The first $L-F$ layers are for unimodal inputs, where text or image tokens are fed accordingly to V-MoE or T-MoE. The last $F$ layers have additional VL-FFN that can take data if the input is image-text multimodal input.
Training objectives
It uses masked data modeling like BeiT v3.
- For texts, like BERT, the mask ratio is 15% and the model is trained to recover the masked tokens.
- For images, like MAE, using block-wise masking but mask ratio is 40%, the input image is tokenized using the tokenizer in BEiT v2, where tokens are discretized (similar to VQ-VAE).
- For image-text pairs, text and image mask ratio keeps the same as MLM and MIM (i.e., 15% and 40% I think), and the masked contents need to be recovered by the model based on multimodal input.
Training objectives will also consider the loading loss for experts.
During fine-tuning, all the MoE modules, i.e., routers and experts, are frozed.
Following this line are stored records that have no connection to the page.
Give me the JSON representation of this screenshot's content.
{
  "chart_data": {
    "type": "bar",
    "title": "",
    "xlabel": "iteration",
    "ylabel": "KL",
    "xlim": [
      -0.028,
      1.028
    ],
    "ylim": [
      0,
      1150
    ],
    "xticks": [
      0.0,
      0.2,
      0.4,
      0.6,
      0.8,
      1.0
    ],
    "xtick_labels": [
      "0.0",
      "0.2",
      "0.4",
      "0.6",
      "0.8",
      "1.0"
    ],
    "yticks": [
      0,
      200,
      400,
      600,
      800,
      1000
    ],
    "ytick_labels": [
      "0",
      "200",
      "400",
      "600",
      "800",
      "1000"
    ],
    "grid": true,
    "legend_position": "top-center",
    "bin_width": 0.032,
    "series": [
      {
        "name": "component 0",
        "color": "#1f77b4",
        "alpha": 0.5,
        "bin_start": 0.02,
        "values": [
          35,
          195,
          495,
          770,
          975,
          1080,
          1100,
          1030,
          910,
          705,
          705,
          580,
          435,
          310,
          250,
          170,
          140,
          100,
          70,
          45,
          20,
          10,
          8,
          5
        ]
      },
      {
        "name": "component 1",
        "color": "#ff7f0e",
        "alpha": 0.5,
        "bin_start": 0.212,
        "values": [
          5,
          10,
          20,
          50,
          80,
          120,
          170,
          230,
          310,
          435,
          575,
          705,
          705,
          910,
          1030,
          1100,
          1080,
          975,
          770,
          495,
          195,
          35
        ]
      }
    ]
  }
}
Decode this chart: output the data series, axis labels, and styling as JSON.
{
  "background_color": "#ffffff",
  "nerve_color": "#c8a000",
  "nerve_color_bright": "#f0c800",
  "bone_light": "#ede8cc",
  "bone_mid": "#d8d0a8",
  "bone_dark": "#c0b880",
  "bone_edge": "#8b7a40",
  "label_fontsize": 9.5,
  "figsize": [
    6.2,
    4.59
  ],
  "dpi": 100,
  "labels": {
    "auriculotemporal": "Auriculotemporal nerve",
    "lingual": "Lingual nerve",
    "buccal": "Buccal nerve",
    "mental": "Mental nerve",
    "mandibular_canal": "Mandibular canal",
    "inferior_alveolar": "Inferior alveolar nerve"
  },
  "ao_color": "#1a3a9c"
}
Model configuration and size
Model | #layers | L-F/F | #parameters | Maximum sequence length/Tokenizer | Image resolution/Tokenizer | Batch size | Content in each batch | Training steps/epochs |
---|---|---|---|---|---|---|---|---|
Base | 12 | 9/3 | 2B (180M per token) | 128/SentencePiece | 224x224/BEiT v2 tokenizer | 6144 | 2048 images, 2048 texts, 2048 image-text pairs | 200k steps/40 epochs |
Small | 8 | 7/1 |
Dataset for pre-training
Modal | Dataset | Size |
---|---|---|
Text | English Wikipedia, BookCorpus | 4.7B words for EW + 1B words for BC |
Image | ImageNet-22K | 14M images |
Text-Image | Conceptual Captions, SBU Captions, COCO, and Visual Genome | 4M images and 10M image-text pairs in total |
Performance on fine-tuning on downstream tasks
Above is for VL tasks.
Above is for Vision/Language only downstream tasks. ImageNet has 1.3M images with 1K classes, and MNLI has 433K sentence pairs.